It is hard to say what the work in "Inspired Resistance," the group exhibition currently on display at Crosstown Arts, is resisting. The show features paintings by Nick Pena and Alex Paulus (among others), as well as ink drawings by Bobby and Melanie Spillman and mixed-media work by Joey Slaughter—all talented, if not particularly transgressive, local artists.
Following the success of this past summer's Material Retrospective, "Resistance" continues Crosstown's streak of hosting some of Memphis' strongest group shows. The 55 works included take full advantage of the spacious Crosstown gallery. In the far right corner of the gallery, Paulus' vertical grouping of his sparse acrylic paintings span from floor to ceiling. Nick Pena's Through the Moulin, centered on a back wall, achieves a mirrored depth that does much to balance the surrounding works, many of which employ a flat and illustrative style.
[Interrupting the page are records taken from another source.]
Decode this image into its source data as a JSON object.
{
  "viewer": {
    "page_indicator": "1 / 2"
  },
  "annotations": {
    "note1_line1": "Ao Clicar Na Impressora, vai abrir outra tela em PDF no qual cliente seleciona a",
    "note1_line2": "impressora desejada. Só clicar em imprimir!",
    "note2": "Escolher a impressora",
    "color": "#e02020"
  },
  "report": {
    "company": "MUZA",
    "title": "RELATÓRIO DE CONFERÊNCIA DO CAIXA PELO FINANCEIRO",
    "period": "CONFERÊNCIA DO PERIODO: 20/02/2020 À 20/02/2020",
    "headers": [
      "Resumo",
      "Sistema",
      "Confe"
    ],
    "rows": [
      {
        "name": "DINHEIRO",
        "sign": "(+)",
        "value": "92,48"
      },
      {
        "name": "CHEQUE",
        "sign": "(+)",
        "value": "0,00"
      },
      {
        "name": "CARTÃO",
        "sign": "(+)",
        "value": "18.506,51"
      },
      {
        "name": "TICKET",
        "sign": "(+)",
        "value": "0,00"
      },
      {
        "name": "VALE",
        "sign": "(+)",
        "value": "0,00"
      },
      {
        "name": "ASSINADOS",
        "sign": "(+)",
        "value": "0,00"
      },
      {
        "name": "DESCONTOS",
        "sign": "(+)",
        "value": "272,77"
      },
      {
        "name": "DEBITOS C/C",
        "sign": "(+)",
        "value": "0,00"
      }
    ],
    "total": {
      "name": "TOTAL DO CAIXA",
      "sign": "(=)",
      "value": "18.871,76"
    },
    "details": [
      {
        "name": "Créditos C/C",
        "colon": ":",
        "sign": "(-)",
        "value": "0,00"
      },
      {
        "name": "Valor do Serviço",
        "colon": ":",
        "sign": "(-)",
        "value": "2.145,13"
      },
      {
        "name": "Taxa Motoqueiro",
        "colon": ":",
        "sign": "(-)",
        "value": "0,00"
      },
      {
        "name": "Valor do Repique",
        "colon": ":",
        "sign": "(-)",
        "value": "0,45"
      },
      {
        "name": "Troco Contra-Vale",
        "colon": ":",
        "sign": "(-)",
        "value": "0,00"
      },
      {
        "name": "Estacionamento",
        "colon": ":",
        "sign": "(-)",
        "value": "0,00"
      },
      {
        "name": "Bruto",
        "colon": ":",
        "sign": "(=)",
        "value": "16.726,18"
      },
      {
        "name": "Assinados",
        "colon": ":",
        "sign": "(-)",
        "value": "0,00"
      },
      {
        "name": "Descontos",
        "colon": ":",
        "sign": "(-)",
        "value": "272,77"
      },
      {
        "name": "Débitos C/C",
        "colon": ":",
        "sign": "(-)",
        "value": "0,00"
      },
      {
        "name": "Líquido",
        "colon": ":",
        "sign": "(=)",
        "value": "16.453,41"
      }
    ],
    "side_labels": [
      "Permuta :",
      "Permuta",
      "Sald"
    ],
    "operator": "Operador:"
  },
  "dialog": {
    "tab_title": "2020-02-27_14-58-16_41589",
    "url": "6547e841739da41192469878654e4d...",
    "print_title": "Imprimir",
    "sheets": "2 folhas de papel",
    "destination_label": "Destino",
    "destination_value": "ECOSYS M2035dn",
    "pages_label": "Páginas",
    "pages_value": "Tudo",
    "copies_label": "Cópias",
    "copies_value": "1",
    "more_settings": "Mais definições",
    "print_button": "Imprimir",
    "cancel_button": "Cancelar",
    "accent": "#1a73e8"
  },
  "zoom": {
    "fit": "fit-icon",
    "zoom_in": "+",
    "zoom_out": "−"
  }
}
A friendly, graphical note runs throughout the exhibition. Paulus' paintings— each of which feature a line of colorful race flags at the top— constitute about half of the featured work. His flag detailing serves to inexpertly advertise the paintings' central elements: a steak, a woman's bottom, a psychedelic cube. Paulus' useless objects have a zero-sum feeling that contributes to the work's sense of science-fictional groundlessness. This sense is echoed, but treated more deeply, in Pena's paintings, where objects and horizon lines are not abandoned but are endlessly refracted.
Carl E. Moore's works also stand out as smooth but somehow corrupted adverts. In Latex Love, a condom with a broken wrapper sits smoothly beneath two unembellished figures who seem about to kiss each other, in profile. Of all the featured pieces, Moore's work does the most to depart from "Resistance's" somewhat airy headspace.
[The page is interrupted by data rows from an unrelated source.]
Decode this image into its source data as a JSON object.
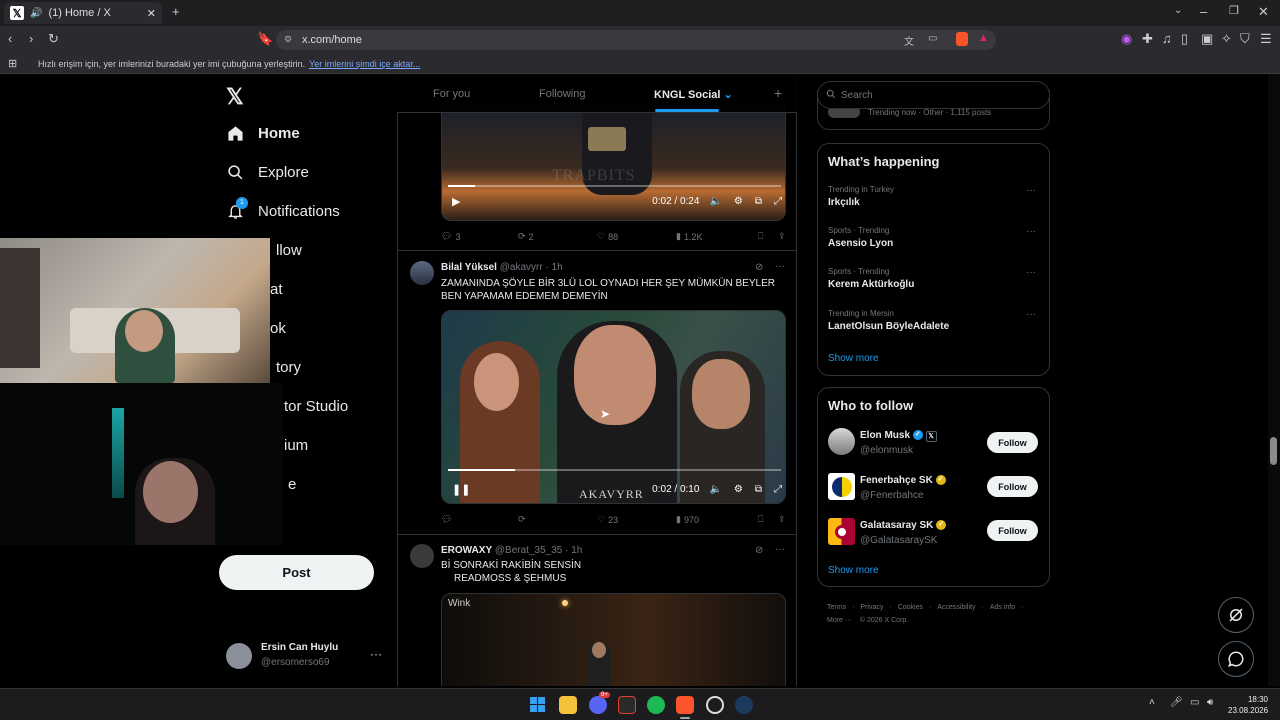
{
  "browser": {
    "tab_title": "(1) Home / X",
    "url": "x.com/home",
    "bookmarks_bar_text": "Hızlı erişim için, yer imlerinizi buradaki yer imi çubuğuna yerleştirin.",
    "bookmarks_bar_link": "Yer imlerini şimdi içe aktar..."
  },
  "nav": {
    "items": [
      {
        "label": "Home"
      },
      {
        "label": "Explore"
      },
      {
        "label": "Notifications",
        "badge": "1"
      },
      {
        "label": "llow"
      },
      {
        "label": "at"
      },
      {
        "label": "ok"
      },
      {
        "label": "tory"
      },
      {
        "label": "tor Studio"
      },
      {
        "label": "ium"
      },
      {
        "label": "e"
      }
    ],
    "post_label": "Post",
    "user": {
      "name": "Ersin Can Huylu",
      "handle": "@ersomerso69"
    }
  },
  "timeline": {
    "tabs": [
      "For you",
      "Following",
      "KNGL Social"
    ],
    "active_tab": "KNGL Social",
    "tweets": [
      {
        "video_time": "0:02 / 0:24",
        "video_watermark": "TRAPBITS",
        "replies": "3",
        "reposts": "2",
        "likes": "88",
        "views": "1.2K"
      },
      {
        "name": "Bilal Yüksel",
        "handle": "@akavyrr",
        "time": "· 1h",
        "text": "ZAMANINDA ŞÖYLE BİR 3LÜ LOL OYNADI HER ŞEY MÜMKÜN BEYLER BEN YAPAMAM EDEMEM DEMEYİN",
        "video_time": "0:02 / 0:10",
        "video_watermark": "AKAVYRR",
        "replies": "",
        "reposts": "",
        "likes": "23",
        "views": "970"
      },
      {
        "name": "EROWAXY",
        "handle": "@Berat_35_35",
        "time": "· 1h",
        "text_line1": "Bİ SONRAKİ RAKİBİN SENSİN",
        "text_line2": "READMOSS & ŞEHMUS",
        "video_watermark": "Wink"
      }
    ]
  },
  "sidebar": {
    "search_placeholder": "Search",
    "top_clip_text": "Trending now · Other · 1,115 posts",
    "whats_happening": {
      "title": "What’s happening",
      "trends": [
        {
          "meta": "Trending in Turkey",
          "name": "Irkçılık"
        },
        {
          "meta": "Sports · Trending",
          "name": "Asensio Lyon"
        },
        {
          "meta": "Sports · Trending",
          "name": "Kerem Aktürkoğlu"
        },
        {
          "meta": "Trending in Mersin",
          "name": "LanetOlsun BöyleAdalete"
        }
      ],
      "show_more": "Show more"
    },
    "who_to_follow": {
      "title": "Who to follow",
      "accounts": [
        {
          "name": "Elon Musk",
          "handle": "@elonmusk",
          "follow": "Follow"
        },
        {
          "name": "Fenerbahçe SK",
          "handle": "@Fenerbahce",
          "follow": "Follow"
        },
        {
          "name": "Galatasaray SK",
          "handle": "@GalatasaraySK",
          "follow": "Follow"
        }
      ],
      "show_more": "Show more"
    },
    "footer": {
      "line1": [
        "Terms",
        "Privacy",
        "Cookies",
        "Accessibility",
        "Ads info"
      ],
      "more": "More ···",
      "copyright": "© 2026 X Corp."
    }
  },
  "taskbar": {
    "time": "18:30",
    "date": "23.08.2026",
    "discord_badge": "9+"
  },
  "colors": {
    "accent": "#1d9bf0",
    "border": "#2f3336",
    "muted": "#71767b"
  }
}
Ian Lemmonds, the exhibition's curator, writes that the exhibition is about artists being good at being bad at things and that "if you are inspired enough by what you do, that inspiration turns into a kind of resistance." This sounds a bit like a low-brow call to arms; a defense of funny and colorful "bad" work in a perceived fine art world that favors somber abstraction.
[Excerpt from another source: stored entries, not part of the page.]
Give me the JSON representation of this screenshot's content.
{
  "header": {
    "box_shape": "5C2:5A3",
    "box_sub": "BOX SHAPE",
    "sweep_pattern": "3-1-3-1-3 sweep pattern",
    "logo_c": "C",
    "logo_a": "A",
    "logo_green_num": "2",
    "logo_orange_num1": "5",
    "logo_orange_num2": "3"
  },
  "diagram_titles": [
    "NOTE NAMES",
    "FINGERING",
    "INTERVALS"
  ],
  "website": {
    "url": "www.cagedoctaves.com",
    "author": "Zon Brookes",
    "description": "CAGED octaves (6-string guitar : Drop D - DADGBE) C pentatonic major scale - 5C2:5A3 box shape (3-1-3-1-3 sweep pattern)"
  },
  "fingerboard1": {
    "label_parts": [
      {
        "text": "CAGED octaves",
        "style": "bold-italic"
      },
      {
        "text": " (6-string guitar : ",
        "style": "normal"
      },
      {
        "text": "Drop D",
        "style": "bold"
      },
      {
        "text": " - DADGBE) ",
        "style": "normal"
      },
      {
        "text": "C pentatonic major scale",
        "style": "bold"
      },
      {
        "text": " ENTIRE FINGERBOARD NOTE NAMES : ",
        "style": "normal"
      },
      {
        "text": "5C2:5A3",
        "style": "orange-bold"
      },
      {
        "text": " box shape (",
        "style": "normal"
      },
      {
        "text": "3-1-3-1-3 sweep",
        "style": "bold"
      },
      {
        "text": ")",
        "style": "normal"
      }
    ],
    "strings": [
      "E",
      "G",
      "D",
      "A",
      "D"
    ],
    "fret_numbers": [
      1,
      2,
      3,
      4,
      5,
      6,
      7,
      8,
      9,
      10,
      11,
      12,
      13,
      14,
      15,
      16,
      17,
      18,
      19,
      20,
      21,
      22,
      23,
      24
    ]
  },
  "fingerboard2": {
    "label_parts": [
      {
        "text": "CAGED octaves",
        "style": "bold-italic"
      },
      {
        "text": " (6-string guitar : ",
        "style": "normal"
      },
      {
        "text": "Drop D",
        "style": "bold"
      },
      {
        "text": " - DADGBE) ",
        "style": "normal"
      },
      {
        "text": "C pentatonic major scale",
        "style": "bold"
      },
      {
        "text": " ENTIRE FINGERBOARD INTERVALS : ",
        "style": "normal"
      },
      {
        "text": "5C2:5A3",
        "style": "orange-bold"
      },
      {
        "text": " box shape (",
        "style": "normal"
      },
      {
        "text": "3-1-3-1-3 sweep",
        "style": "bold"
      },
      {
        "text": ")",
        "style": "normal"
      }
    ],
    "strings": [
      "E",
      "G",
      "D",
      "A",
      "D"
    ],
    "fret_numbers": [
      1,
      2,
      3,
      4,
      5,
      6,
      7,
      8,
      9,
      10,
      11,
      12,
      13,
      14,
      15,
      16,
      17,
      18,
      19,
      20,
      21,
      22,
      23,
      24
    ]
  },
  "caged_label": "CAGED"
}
"Inspired Resistance" is largely a painting exhibition, so it is possible that the titular "resistance" refers to the particular existential quandaries of 21st century painters. Paulus' sparkly paintings of Barbara Streisand wearing a smiley-face mask may not make you question your human residence in the maw of time, but they do ask you to consider the use of celebrity and pop iconography as interesting heirs to some of painting's traditional concerns.
There will be a gallery talk at Crosstown Arts on Saturday, February 22 at 1:30 pm.